Yatırımlar yakın teşvik bölgelerine kaymakta, Hatay'a yeni yatırım gelmemektedir. Kütüphanesi, spor tesisi dahi olmayan ilçeler bulunmaktadır. Elektrikler sürekli kesiliyor, bakım, onarım, yatırım yok, denetim ve yaptırım da yok. Her tarafından medeniyet fışkıran dünya tarihî değerleri, Hatay'da yeryüzüne çıkmak için yatırım beklemektedir.
(Mikrofon otomatik cihaz tarafından kapatıldı)
BAŞKAN - Buyurunuz.
SUZAN ŞAHİN (Devamla) - Suriye sınırında bulunan Yayladağı ve Cilvegözü Sınır Kapılarının kapatılması, Hatay'ı ve ekonomisini olumsuz etkiliyor. Sınır ticareti durdu, yatırımlar, projeler durdu, reel sektör zorda, esnaf perişan, ihracat hızla azalıyor, bavul ticareti düşüşte, esnaf kepenk kapatıyor. Sadece Hatay'da değil, tüm ülkede ekonomi durdu. Hükûmet sınır kapılarını neden açmamakta ısrar ediyor anlamak mümkün değil. Kapıları derhâl açmalı ve ekonomiyi canlandırmalısınız. Ne hastane talepleri, ne lojistik köy, ne Amanos Tüneli, ne Reyhanlı Barajı, ne narenciye soğuk hava deposu, ne hızlı tren, ne turizm desteği, ne de 5'inci teşvik bölgesi, iki yılda bir arpa boyu yol alınmadı. Hataylıların hiçbir talebi yerine getirilmedi.

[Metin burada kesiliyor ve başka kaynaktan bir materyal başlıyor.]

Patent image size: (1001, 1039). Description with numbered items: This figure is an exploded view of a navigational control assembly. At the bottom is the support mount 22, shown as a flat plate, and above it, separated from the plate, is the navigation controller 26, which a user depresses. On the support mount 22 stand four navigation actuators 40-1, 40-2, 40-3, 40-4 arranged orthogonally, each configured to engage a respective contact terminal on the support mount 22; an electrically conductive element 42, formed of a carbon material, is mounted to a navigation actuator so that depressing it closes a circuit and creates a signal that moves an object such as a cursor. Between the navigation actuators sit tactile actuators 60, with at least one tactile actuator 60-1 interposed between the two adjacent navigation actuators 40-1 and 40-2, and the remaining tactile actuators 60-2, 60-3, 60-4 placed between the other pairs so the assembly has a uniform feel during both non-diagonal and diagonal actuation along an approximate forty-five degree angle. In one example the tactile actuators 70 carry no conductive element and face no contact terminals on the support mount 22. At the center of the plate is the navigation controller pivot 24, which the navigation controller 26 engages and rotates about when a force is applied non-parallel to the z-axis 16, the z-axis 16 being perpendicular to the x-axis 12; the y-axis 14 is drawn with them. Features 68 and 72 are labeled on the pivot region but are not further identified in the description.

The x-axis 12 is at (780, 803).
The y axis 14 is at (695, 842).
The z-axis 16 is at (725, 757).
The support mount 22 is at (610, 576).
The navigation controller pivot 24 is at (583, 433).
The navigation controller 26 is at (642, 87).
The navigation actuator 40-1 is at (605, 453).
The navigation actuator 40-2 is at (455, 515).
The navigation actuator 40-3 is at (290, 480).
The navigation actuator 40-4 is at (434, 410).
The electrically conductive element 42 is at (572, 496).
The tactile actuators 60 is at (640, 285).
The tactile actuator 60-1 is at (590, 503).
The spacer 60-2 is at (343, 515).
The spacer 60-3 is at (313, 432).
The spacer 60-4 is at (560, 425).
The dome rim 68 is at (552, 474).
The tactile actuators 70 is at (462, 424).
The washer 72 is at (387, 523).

Halkın çığlığını yüce Meclise taşıyoruz ancak nafile, bir arpa boyu yol alınmadı. AKP Hükûmeti, vatandaşın çığlığını duymuyor. Ekonomi çökmüş, işsizlik, yoksulluk gittikçe derinleşirken istikrarlı olan tek şey var, o da yolsuzluk ve rant.
(Mikrofon otomatik cihaz tarafından kapatıldı)
SUZAN ŞAHİN (Devamla) - Bitiriyorum Başkanım.
BAŞKAN - Buyurunuz.
SUZAN ŞAHİN (Devamla) - Saraylar uçaklar size, zamlı faturalar millete; makam araçları size, otobüsler, kuyruklar millete; çift dikiş maaş size, mezarda emeklilik millete. Yemeği kim yiyorsa hesabı da o ödeyecek efendiler, yüce milletimiz, bu vurdumduymazlığın hesabını ilk seçimde soracak, AKP'ye en güzel cevabı sandıkta verecektir.